Color correcting is fast developing a following, with a slew of new products that address ruddiness, sallowness and dull-looking skin.
New color-correcting makeup, in highly pigmented shades like canary yellow and pistachio green, seems better suited to an afternoon of decorating Easter eggs than a morning in front of the bathroom mirror.
But the trend is fast developing a following, with a slew of new products that promise to mask complexion problems like ruddiness, sallowness and dull-looking skin.
How it works
The principle of color-correcting makeup is essentially that of color theory: That is, opposite hues cancel each other out. So a primer in pale green can mute redness, lavender minimizes ashy tones and yellow brightens dull skin. Depending on your skin tone, pink, peach or orange can help conceal under-eye circles and hyperpigmentation.
The makeup can be a bit daunting if you’ve never tried it before.
“The trick is use a teeny, tiny amount of color corrector, no matter what shade you’re using,” says Eliza Davila, one of 15 Sephora makeup artists who contributed to a color correcting tutorial that was recently added to the store’s smartphone app. “It should blend into the skin and conceal properly.”
Brushes or sponges are effective, but, Davila says, your fingertip is the easiest tool with which to apply these correctors, using a delicate tapping motion.
For help with color choices and application techniques, there are plenty of instructional videos online, on YouTube as well as on sites like Sephora’s. For top products, read on. All can be purchased at Sephora.
The new Algenist Reveal Concentrated Color Correcting Drops ($38) are especially easy to apply: The tinted fluid can be mixed into moisturizer or foundation or used on its own. Each of the four colors includes a specific type of algae in its formula to help treat as well as cover the skin.
Urban Decay Naked Skin Color Correcting Fluid ($28), also newly available, comes in slender tubes that look as if they may contain lip gloss. The product’s texture is on the thick side but quickly blends into the skin when applied.
Marc Jacobs Beauty’s Cover(t) Stick Color Corrector ($42), a recent addition to his line, is a swirl of two corresponding shades inside a squat tube. One option mixes sky blue and pinkish beige to brighten; the two others tackle redness and dark spots.
The compact silver-toned cases of the new Cover FX Correct Clicks ($18) look like truncated tubes of lipstick. They’re available in six shades, including three that target dark spots on different skin tones.
Lancôme’s Miracle CC Cushion Color Correcting Primer ($39.50) was added to its collection a few weeks ago. It’s a small compact with a spongy pad that’s saturated with cream in one of four colors. The consistency is pleasingly light and it blends easily.
To combat multiple issues, there’s the new Tarte Rainforest of the Sea Wipeout Color-Correcting Palette ($45), a large compact packed with six creamy discs ranging from muted yellow to milk chocolate. The combination provides soft coverage that’s easy to customize depending on your skin.

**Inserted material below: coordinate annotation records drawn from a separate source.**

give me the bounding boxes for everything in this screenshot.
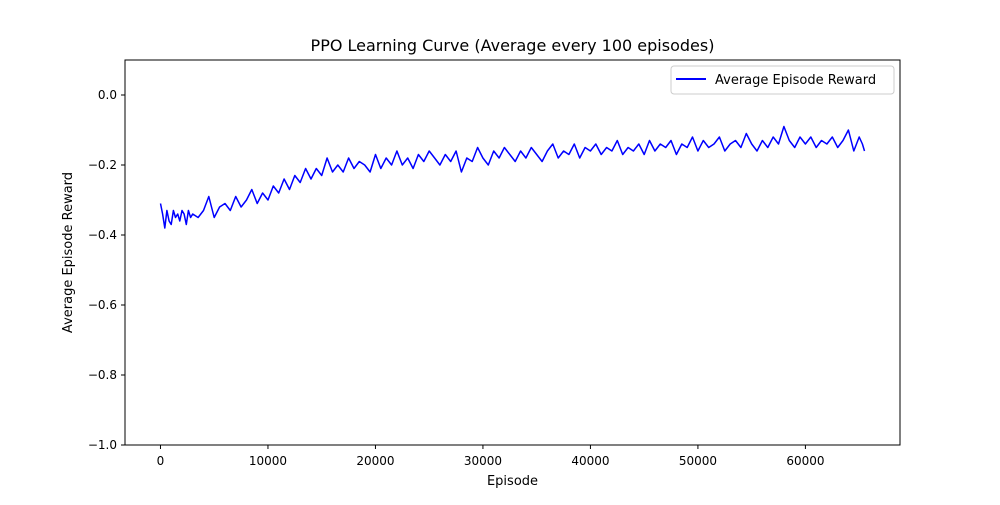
y-tick-label: 0.0 [98,88,117,102]
series-line-0 [159,125,866,229]
y-axis-label: Average Episode Reward [61,172,76,333]
chart-title: PPO Learning Curve (Average every 100 ep… [311,36,715,55]
x-tick-label: 20000 [356,454,394,468]
x-axis-ticks: 0 10000 20000 30000 40000 50000 60000 [157,445,825,468]
y-tick-label: −1.0 [88,438,117,452]
legend-box [670,65,895,95]
x-tick-label: 60000 [786,454,824,468]
x-tick-label: 50000 [679,454,717,468]
x-tick-label: 0 [157,454,165,468]
axes-frame [124,59,901,446]
legend: Average Episode Reward [670,65,895,95]
y-axis-ticks: 0.0 −0.2 −0.4 −0.6 −0.8 −1.0 [88,88,125,452]
x-tick-label: 10000 [249,454,287,468]
y-tick-label: −0.6 [88,298,117,312]
y-tick-label: −0.2 [88,158,117,172]
legend-label: Average Episode Reward [715,73,876,88]
x-axis-label: Episode [487,474,538,489]
y-tick-label: −0.8 [88,368,117,382]
x-tick-label: 40000 [571,454,609,468]
y-tick-label: −0.4 [88,228,117,242]
plot-series [159,125,866,229]
x-tick-label: 30000 [464,454,502,468]
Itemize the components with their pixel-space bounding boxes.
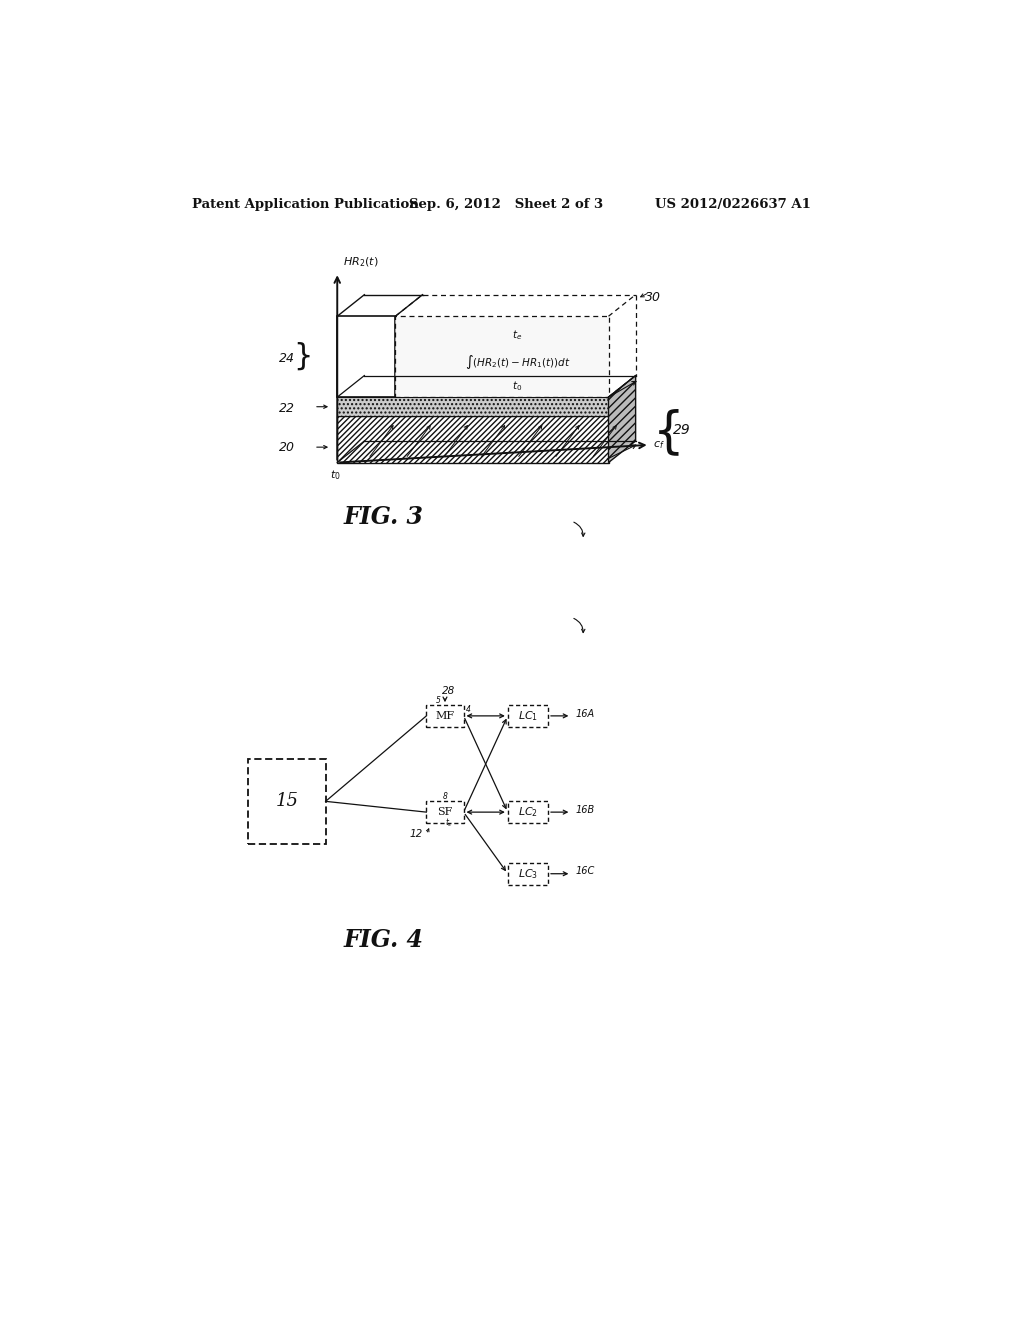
Polygon shape: [337, 397, 608, 416]
Text: $t_0$: $t_0$: [331, 469, 341, 482]
Text: US 2012/0226637 A1: US 2012/0226637 A1: [655, 198, 811, 211]
Text: 16A: 16A: [575, 709, 594, 718]
Text: 20: 20: [279, 441, 295, 454]
Bar: [248, 759, 326, 843]
Text: 16C: 16C: [575, 866, 594, 876]
Text: 29: 29: [673, 422, 690, 437]
Text: $HR_2(t)$: $HR_2(t)$: [343, 255, 379, 268]
Polygon shape: [337, 317, 395, 397]
Text: 12: 12: [410, 829, 423, 838]
Bar: [508, 863, 548, 884]
Text: 5: 5: [436, 696, 441, 705]
Text: $c_f$: $c_f$: [652, 440, 665, 450]
Text: $LC_2$: $LC_2$: [518, 805, 538, 818]
Text: 28: 28: [442, 685, 456, 696]
Text: Patent Application Publication: Patent Application Publication: [191, 198, 418, 211]
Text: FIG. 4: FIG. 4: [344, 928, 424, 953]
Bar: [426, 801, 464, 822]
Polygon shape: [337, 416, 608, 462]
Text: Sep. 6, 2012   Sheet 2 of 3: Sep. 6, 2012 Sheet 2 of 3: [409, 198, 603, 211]
Text: }: }: [293, 342, 312, 371]
Text: 22: 22: [279, 401, 295, 414]
Text: $LC_3$: $LC_3$: [518, 867, 538, 880]
Text: 15: 15: [275, 792, 298, 810]
Bar: [508, 705, 548, 726]
Bar: [395, 317, 608, 397]
Polygon shape: [608, 376, 636, 462]
Text: $LC_1$: $LC_1$: [518, 709, 538, 723]
Bar: [426, 705, 464, 726]
Text: $t_e$
$\int (HR_2(t) - HR_1(t)) dt$
$t_0$: $t_e$ $\int (HR_2(t) - HR_1(t)) dt$ $t_0…: [465, 329, 570, 392]
Text: SF: SF: [437, 807, 453, 817]
Text: 30: 30: [645, 290, 660, 304]
Bar: [508, 801, 548, 822]
Text: FIG. 3: FIG. 3: [344, 506, 424, 529]
Text: MF: MF: [435, 711, 455, 721]
Text: $t_s$: $t_s$: [445, 816, 453, 829]
Text: 8: 8: [442, 792, 447, 801]
Text: 24: 24: [279, 351, 295, 364]
Text: {: {: [652, 408, 684, 457]
Text: 16B: 16B: [575, 805, 594, 814]
Text: 4: 4: [466, 705, 471, 714]
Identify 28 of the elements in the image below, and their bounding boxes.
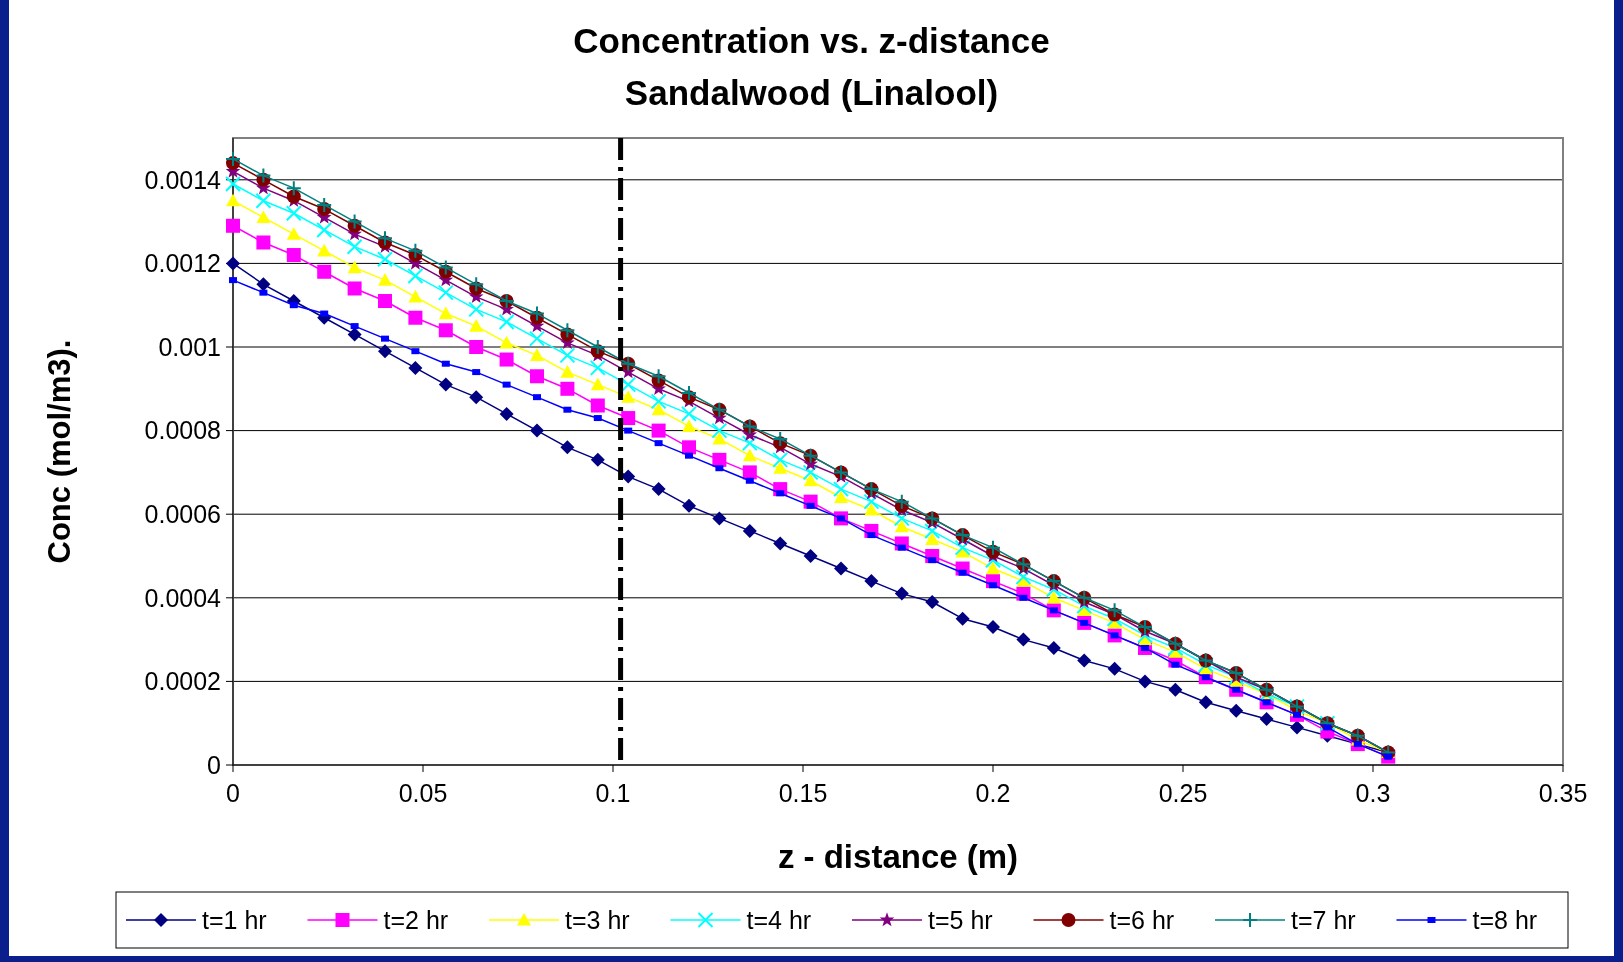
x-tick-label: 0.3	[1355, 779, 1391, 807]
y-tick-label: 0	[207, 750, 221, 779]
y-axis-title: Conc (mol/m3).	[42, 339, 77, 564]
x-tick-label: 0.25	[1158, 779, 1208, 807]
y-tick-label: 0.0014	[144, 165, 222, 194]
y-tick-label: 0.001	[158, 332, 221, 361]
y-tick-label: 0.0006	[144, 499, 221, 528]
x-tick-label: 0.35	[1538, 779, 1588, 807]
legend-label: t=3 hr	[565, 905, 630, 934]
y-tick-label: 0.0012	[144, 249, 221, 278]
legend-label: t=2 hr	[383, 905, 449, 934]
legend-label: t=7 hr	[1291, 905, 1356, 934]
chart-subtitle: Sandalwood (Linalool)	[624, 73, 999, 112]
x-tick-label: 0	[226, 779, 240, 807]
legend-label: t=4 hr	[746, 905, 812, 934]
legend-label: t=6 hr	[1109, 905, 1175, 934]
x-tick-label: 0.15	[778, 779, 828, 807]
y-tick-label: 0.0002	[144, 667, 221, 696]
x-axis-title: z - distance (m)	[777, 838, 1019, 875]
x-tick-label: 0.2	[975, 779, 1011, 807]
legend-label: t=8 hr	[1472, 905, 1538, 934]
legend-label: t=1 hr	[202, 905, 267, 934]
x-tick-label: 0.1	[595, 779, 631, 807]
legend-label: t=5 hr	[928, 905, 993, 934]
y-tick-label: 0.0008	[144, 416, 221, 445]
y-tick-label: 0.0004	[144, 583, 222, 612]
x-tick-label: 0.05	[398, 779, 448, 807]
chart-title: Concentration vs. z-distance	[573, 21, 1050, 60]
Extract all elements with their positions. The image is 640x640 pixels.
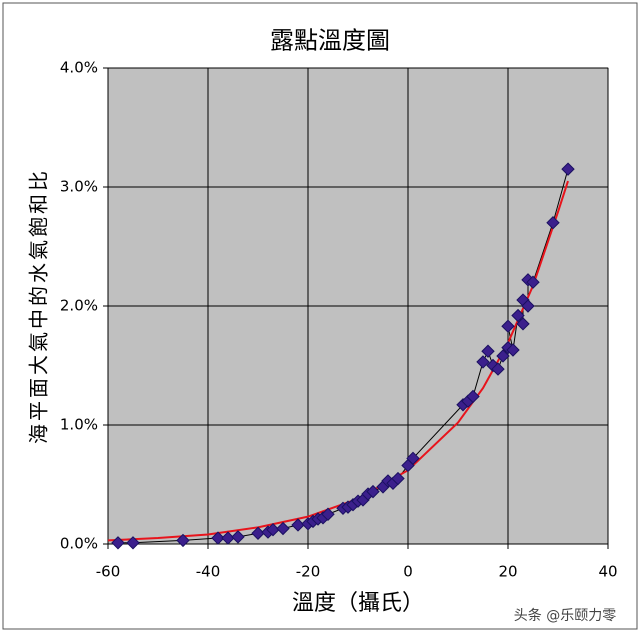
chart-title: 露點溫度圖 [270, 27, 390, 55]
y-tick-label: 2.0% [60, 297, 98, 315]
data-point [251, 526, 265, 540]
data-point [366, 484, 380, 499]
data-point [211, 531, 225, 545]
y-axis-label: 海平面大氣中的水氣飽和比 [27, 168, 51, 444]
y-tick-label: 1.0% [60, 416, 98, 434]
data-point [126, 536, 140, 550]
data-point [476, 355, 490, 369]
data-point [521, 299, 535, 313]
data-point [276, 521, 290, 536]
y-tick-label: 0.0% [60, 535, 98, 553]
data-point [266, 523, 280, 537]
data-point [506, 343, 520, 357]
data-point [406, 451, 420, 466]
y-tick-label: 4.0% [60, 59, 98, 77]
y-tick-label: 3.0% [60, 178, 98, 196]
data-point [176, 533, 190, 548]
data-point [511, 308, 525, 323]
data-point [526, 275, 540, 289]
x-tick-label: 20 [498, 563, 517, 581]
data-point [466, 389, 480, 404]
x-tick-label: 40 [598, 563, 617, 581]
x-tick-label: -40 [196, 563, 221, 581]
x-axis-label: 溫度（攝氏） [292, 591, 424, 616]
data-point [501, 319, 515, 333]
x-tick-label: -60 [96, 563, 121, 581]
data-point [321, 507, 335, 521]
x-tick-label: -20 [296, 563, 321, 581]
data-point [391, 471, 405, 486]
data-point [221, 531, 235, 545]
data-point [231, 530, 245, 544]
data-point [561, 162, 575, 176]
data-point [546, 215, 560, 230]
watermark: 头条 @乐颐力零 [514, 607, 616, 624]
data-point [491, 362, 505, 376]
x-tick-label: 0 [403, 563, 413, 581]
data-point [496, 349, 510, 363]
data-point [291, 518, 305, 532]
data-point [111, 536, 125, 550]
data-point [481, 344, 495, 358]
data-point [516, 317, 530, 331]
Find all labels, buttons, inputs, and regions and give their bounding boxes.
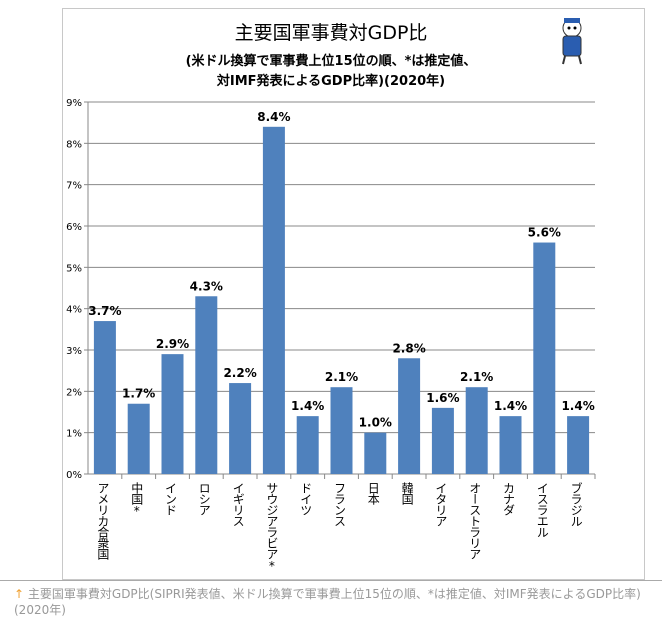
data-label: 5.6%: [528, 226, 561, 240]
y-tick-label: 8%: [66, 139, 82, 150]
data-label: 2.2%: [223, 366, 256, 380]
chart-subtitle-line2: 対IMF発表によるGDP比率)(2020年): [216, 74, 446, 89]
data-label: 2.9%: [156, 337, 189, 351]
bar: [431, 407, 454, 474]
x-tick-label: インド: [163, 482, 178, 515]
x-tick-label: イスラエル: [535, 482, 550, 537]
bar: [499, 416, 522, 474]
y-tick-label: 2%: [66, 387, 82, 398]
bar: [296, 416, 319, 474]
up-arrow-icon: ↑: [14, 587, 25, 601]
y-tick-label: 5%: [66, 263, 82, 274]
y-tick-label: 3%: [66, 346, 82, 357]
x-tick-label: ロシア: [197, 482, 212, 515]
bar: [330, 387, 353, 474]
y-tick-label: 1%: [66, 429, 82, 440]
data-label: 2.1%: [460, 370, 493, 384]
data-label: 1.6%: [426, 391, 459, 405]
bar: [195, 296, 218, 474]
y-tick-label: 7%: [66, 181, 82, 192]
bar: [161, 354, 184, 474]
bar: [533, 242, 556, 474]
y-tick-label: 6%: [66, 222, 82, 233]
bar: [364, 432, 387, 474]
caption: ↑ 主要国軍事費対GDP比(SIPRI発表値、米ドル換算で軍事費上位15位の順、…: [14, 586, 644, 618]
x-tick-label: イタリア: [433, 482, 448, 526]
x-tick-label: 日本: [366, 482, 381, 504]
data-label: 4.3%: [190, 279, 223, 293]
x-tick-label: フランス: [332, 482, 347, 526]
x-tick-label: アメリカ合衆国: [95, 482, 110, 559]
bar: [262, 126, 285, 475]
x-tick-label: 中国*: [129, 482, 144, 517]
bar-chart: 0% 1% 2% 3% 4% 5% 6% 7% 8% 9% 3.7% 1.7% 2.9% 4.3% 2.2%…: [66, 98, 596, 481]
bar: [567, 416, 590, 474]
bar: [93, 321, 116, 474]
data-label: 1.7%: [122, 387, 155, 401]
bar: [229, 383, 252, 474]
data-label: 8.4%: [257, 110, 290, 124]
y-tick-label: 4%: [66, 305, 82, 316]
y-tick-label: 0%: [66, 470, 82, 481]
x-tick-label: ドイツ: [298, 482, 313, 515]
data-label: 3.7%: [88, 304, 121, 318]
data-label: 1.4%: [291, 399, 324, 413]
x-tick-label: ブラジル: [569, 482, 584, 526]
data-label: 1.4%: [494, 399, 527, 413]
x-tick-label: 韓国: [400, 482, 415, 504]
bar: [127, 403, 150, 474]
x-tick-label: カナダ: [501, 482, 516, 515]
chart-title: 主要国軍事費対GDP比: [234, 22, 428, 44]
data-label: 1.4%: [561, 399, 594, 413]
data-label: 2.1%: [325, 370, 358, 384]
data-label: 1.0%: [359, 416, 392, 430]
x-tick-label: イギリス: [231, 482, 246, 526]
data-label: 2.8%: [392, 341, 425, 355]
x-tick-label: オーストラリア: [467, 482, 482, 559]
y-tick-label: 9%: [66, 98, 82, 109]
divider: [0, 580, 662, 581]
caption-text: 主要国軍事費対GDP比(SIPRI発表値、米ドル換算で軍事費上位15位の順、*は…: [14, 587, 641, 617]
bar: [465, 387, 488, 474]
x-tick-label: サウジアラビア*: [264, 482, 279, 572]
chart-subtitle-line1: (米ドル換算で軍事費上位15位の順、*は推定値、: [185, 54, 477, 69]
mascot-logo-icon: [562, 18, 582, 65]
bar: [398, 358, 421, 474]
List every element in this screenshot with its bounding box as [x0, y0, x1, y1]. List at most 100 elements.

Another palette, the Stila Correct & Perfect All-In-One Color Correcting Palette ($45) includes five buildable color-correcting creams, along with two tinted finishing powders to set the makeup.
While many of these products aim for spot correction, YSL Beauté Forever Light Creator CC Primer ($45) delivers a thin wash of color over your entire face. Introduced this month in three colors, the liquidy tint includes a broad spectrum sunscreen. YSL offers more targeted coverage, too: In January, it added three tinted versions of its popular Touche Éclat highlighter ($38) to its line.